In the summer of 2014 he became technical director of FC Bayern Munich.

Reschke moved to VfB Stuttgart in August 2017. He officially took over his new office as head of sport and sporting director in Stuttgart on 11 August 2017. On 12 February 2019, he was relieved of his duties. In the first season with Reschke as sports director, the re-promoted VfB managed to stay in the first division. After sporting failures in the 2018/19 Bundesliga season and Stuttgart slipping down to 16th place, Reschke was recalled in February 2019 and replaced by Thomas Hitzlsperger.

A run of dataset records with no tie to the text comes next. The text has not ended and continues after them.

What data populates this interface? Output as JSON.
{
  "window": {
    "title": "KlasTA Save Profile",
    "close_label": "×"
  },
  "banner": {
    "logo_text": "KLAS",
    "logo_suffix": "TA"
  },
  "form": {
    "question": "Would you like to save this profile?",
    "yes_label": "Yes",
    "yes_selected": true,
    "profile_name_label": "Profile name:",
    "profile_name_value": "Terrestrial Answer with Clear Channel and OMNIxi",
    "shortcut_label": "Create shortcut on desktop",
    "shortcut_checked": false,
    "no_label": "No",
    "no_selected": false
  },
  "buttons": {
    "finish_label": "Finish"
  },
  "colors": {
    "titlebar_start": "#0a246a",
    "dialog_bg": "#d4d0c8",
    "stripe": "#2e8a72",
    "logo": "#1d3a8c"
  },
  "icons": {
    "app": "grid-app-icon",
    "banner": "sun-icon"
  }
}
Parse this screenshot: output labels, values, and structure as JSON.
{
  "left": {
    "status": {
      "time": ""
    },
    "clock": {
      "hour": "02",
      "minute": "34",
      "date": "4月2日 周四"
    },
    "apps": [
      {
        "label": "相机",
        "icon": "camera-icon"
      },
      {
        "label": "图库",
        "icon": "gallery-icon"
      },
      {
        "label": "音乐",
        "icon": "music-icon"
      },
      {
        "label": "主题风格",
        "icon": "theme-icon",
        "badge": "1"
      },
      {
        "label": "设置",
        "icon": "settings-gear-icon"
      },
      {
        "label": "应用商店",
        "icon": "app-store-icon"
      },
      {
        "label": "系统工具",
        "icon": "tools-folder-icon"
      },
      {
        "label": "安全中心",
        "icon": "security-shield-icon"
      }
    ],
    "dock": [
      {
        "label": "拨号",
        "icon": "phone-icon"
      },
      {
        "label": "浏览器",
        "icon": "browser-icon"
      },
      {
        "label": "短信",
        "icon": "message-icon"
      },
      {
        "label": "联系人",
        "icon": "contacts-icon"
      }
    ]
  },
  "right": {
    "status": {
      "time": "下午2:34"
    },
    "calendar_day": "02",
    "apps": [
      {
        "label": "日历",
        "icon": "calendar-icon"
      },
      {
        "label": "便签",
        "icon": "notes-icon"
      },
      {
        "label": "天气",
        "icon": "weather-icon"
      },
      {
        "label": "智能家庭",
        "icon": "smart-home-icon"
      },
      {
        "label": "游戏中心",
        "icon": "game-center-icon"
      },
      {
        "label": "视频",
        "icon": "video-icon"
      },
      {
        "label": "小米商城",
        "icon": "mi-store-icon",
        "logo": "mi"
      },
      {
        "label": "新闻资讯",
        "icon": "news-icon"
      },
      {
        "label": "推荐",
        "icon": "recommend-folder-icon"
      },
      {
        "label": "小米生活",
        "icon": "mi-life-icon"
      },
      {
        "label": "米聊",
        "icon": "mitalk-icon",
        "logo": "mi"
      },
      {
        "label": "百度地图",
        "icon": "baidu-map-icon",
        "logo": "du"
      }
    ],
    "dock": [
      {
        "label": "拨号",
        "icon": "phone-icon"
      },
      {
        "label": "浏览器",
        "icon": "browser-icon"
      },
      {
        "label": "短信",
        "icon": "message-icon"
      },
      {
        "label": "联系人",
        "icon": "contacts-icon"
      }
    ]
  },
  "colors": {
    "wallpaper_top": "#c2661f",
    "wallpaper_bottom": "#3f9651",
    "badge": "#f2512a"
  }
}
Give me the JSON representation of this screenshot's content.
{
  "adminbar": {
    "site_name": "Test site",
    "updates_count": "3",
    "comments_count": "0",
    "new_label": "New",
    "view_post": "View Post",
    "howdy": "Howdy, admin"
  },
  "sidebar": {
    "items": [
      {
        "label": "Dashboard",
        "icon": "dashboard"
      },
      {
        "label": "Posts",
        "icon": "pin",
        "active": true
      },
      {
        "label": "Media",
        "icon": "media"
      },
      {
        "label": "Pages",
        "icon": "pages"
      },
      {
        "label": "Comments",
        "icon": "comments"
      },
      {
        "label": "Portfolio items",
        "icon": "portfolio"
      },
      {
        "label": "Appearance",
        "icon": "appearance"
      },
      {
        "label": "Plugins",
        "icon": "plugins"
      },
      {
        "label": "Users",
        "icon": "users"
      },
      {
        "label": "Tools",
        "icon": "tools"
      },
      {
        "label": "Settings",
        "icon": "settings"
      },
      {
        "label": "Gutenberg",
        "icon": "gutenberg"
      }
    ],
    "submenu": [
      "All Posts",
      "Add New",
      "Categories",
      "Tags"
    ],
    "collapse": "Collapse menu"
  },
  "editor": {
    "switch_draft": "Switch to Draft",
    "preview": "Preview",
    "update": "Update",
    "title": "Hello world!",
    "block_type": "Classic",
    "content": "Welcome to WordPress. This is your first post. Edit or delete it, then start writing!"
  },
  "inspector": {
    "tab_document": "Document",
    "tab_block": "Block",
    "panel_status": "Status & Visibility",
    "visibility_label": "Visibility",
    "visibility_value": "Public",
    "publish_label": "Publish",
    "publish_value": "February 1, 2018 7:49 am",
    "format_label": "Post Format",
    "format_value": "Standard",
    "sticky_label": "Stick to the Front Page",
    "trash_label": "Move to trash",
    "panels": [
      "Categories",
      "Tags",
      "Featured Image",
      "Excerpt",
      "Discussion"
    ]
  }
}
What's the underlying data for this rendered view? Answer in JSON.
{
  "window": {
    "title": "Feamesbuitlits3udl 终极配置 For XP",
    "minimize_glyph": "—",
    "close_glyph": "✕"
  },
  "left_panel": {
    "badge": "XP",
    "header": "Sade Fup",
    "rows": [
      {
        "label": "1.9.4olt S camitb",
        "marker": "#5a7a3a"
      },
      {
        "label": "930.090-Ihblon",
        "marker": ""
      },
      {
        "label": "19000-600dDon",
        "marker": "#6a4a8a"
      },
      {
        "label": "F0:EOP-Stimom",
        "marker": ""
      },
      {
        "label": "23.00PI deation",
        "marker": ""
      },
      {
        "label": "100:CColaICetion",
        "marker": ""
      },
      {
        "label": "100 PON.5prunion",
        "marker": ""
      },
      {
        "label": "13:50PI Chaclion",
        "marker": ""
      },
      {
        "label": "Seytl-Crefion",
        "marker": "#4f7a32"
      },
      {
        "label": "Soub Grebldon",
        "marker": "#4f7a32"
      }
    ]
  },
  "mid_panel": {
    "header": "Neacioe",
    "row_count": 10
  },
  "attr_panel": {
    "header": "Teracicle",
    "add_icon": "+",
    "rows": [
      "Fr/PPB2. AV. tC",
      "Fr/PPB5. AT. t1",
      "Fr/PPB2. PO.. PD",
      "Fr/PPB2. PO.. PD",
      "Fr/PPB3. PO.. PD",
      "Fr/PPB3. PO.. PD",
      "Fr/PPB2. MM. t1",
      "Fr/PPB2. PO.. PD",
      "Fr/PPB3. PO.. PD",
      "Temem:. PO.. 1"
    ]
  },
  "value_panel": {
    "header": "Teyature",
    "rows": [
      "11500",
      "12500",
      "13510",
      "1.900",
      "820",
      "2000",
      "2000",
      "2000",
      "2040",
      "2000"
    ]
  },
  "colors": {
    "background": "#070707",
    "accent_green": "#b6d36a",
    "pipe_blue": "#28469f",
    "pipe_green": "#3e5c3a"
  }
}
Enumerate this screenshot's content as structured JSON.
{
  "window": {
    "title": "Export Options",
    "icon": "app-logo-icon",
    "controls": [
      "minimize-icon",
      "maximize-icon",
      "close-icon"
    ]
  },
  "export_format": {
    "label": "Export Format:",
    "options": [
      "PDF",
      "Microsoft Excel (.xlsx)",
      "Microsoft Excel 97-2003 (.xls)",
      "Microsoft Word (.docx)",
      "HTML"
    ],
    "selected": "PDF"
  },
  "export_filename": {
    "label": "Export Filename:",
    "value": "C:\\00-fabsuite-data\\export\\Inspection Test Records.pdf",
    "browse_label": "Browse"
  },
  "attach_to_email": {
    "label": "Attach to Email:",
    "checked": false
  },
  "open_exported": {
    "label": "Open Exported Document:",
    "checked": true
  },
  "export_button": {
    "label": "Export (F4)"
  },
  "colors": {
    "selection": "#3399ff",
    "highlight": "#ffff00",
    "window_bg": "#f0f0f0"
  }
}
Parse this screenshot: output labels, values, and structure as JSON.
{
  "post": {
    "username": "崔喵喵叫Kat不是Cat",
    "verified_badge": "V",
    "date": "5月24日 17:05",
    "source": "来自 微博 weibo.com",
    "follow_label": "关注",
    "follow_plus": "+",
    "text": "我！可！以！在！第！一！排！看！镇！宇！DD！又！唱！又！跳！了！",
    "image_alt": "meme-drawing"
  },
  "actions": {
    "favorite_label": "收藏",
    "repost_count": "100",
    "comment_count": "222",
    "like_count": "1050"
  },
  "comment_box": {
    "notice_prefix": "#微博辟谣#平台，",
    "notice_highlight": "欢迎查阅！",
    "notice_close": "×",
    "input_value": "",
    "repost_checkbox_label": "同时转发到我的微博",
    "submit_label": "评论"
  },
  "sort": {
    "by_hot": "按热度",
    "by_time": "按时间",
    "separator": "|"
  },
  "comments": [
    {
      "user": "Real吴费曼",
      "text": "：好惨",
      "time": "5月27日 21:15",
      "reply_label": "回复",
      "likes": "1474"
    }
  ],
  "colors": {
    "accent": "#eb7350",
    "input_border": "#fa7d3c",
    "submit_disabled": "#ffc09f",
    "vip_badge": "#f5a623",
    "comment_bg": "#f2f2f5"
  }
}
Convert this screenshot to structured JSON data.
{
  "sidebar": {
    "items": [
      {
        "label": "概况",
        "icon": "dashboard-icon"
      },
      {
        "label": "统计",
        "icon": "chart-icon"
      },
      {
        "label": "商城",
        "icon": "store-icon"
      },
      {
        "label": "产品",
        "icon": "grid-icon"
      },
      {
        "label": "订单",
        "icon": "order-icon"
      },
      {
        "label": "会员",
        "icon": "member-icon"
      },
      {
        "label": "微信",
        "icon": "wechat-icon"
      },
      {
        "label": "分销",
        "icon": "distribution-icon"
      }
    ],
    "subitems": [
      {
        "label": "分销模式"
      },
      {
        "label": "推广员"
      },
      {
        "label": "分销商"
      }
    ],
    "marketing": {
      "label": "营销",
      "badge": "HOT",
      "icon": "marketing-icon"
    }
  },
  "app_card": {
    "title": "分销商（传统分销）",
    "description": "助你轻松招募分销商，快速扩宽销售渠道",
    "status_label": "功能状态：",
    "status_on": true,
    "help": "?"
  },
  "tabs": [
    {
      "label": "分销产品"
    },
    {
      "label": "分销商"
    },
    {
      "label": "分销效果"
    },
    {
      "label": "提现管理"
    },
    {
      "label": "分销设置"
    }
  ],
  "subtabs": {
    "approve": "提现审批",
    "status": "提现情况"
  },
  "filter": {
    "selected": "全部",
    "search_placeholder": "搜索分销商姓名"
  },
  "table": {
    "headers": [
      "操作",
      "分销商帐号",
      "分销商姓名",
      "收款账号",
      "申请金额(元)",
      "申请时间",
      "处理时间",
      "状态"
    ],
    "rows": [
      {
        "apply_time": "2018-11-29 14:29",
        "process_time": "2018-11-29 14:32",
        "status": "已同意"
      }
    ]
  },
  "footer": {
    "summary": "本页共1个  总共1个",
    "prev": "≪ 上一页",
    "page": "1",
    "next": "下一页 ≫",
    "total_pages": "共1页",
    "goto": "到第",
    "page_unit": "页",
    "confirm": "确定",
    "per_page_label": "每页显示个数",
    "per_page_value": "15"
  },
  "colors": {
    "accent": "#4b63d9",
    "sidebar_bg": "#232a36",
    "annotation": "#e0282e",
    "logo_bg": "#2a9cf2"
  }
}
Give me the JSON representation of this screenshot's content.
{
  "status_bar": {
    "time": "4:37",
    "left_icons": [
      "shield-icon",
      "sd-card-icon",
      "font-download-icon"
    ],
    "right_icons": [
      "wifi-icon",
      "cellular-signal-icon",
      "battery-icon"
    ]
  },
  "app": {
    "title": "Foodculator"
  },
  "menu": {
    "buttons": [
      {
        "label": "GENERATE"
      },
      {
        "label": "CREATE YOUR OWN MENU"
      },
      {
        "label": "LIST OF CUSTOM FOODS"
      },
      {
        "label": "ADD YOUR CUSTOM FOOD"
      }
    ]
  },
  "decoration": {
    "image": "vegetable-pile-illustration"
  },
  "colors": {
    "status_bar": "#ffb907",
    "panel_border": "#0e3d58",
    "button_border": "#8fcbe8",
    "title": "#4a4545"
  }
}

Reschke took over the newly created post of technical director at FC Schalke 04 for the 2019/20 Bundesliga season. He started the new job on 1 June 2019. As technical director, he was responsible for restructuring the scouting department and squad planning. At the end of November 2020, the club, which was in 18th place after more than 24 consecutive Bundesliga games without a win, parted ways with Reschke. The reason given was that he had negotiated with Hertha BSC about the sale of captain Omar Mascarell at the end of the transfer period without the knowledge of the club and player. He was also seen as partly responsible for the sporting misery of the club.

After leaving Schalke, he became director of the English consulting agency Stellar Football, which looks after Eduardo Camavinga, among others.

==Trivia==
During the 2017/18 season in Stuttgart, Reschke used the ritual of giving up his seat in the stands in the 76th minute of the game and going to coach Tayfun Korkut on the substitutes' bench.

In September 2018, Reschke proposed the innovative idea of introducing playoffs for the Bundesliga on the television show Wontorra – der Fußball-Talk. For this he was criticized by his former President Uli Hoeneß during a memorable press conference in October 2018 and called "the clever Mr. Reschke". Reschke explained that he hadn't asked for anything, just suggested discussing an idea, adding that being smart was "not the worst thing".